Monday, March 05, 2012

Cardinals asked hermit to become pope

In 1294, during a crisis in the papacy, Vatican cardinals sent a parchment letter with wax seals to a bedraggled hermit living in the mountains of the Apennines. 

It informed Pietro del Morrone, a bearded holy man in his eighties who lived in rags, that they wanted him to become Pope.

The office had been vacant for more than two years, amid faction-fighting, doctrinal clashes between Dominicans and Franciscans and political machinations.

The letter was delivered to him by four cardinals and two lesser officials.

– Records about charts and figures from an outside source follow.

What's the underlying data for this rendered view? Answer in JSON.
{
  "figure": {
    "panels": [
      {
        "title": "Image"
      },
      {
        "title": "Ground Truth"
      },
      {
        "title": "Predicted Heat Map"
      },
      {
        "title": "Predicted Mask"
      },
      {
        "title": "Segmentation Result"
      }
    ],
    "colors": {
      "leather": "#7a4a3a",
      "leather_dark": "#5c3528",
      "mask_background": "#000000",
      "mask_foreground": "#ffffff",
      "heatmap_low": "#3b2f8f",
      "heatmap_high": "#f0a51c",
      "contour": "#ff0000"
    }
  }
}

It survives today in a remarkably good state of preservation – the elaborate Latin writing in black ink is still clear, and fine details can be made out in the blood-red wax seals.

The hermit was appalled by the appointment. “Who am I to take up such a heavy burden, so much power?” he said. “I cannot save myself, how can I save the whole world?”

Despite deep misgivings, he reluctantly agreed to travel to Perugia, Umbria, where he was crowned Celestine V.

But he hated the role so much that he abdicated after just five months and nine days.

He remains the only Pope in history to step down from the office voluntarily.

Things went from bad to worse for ex-pontiff – he was locked up by his successor, Pope Boniface VIII, and died in 1296.

The holy man's selection as the next Pope was part of murky machinations by Charles II of Anjou to regain Sicily from the Aragonese - for which he needed a compliant pontiff.

It was also influenced by a vision experienced by a powerful Vatican cardinal.

Del Morrone's decision to abdicate was scathingly referred to by Dante in his Inferno, in the lines "I saw and I knew the soul of him, who cowardly made the great refusal."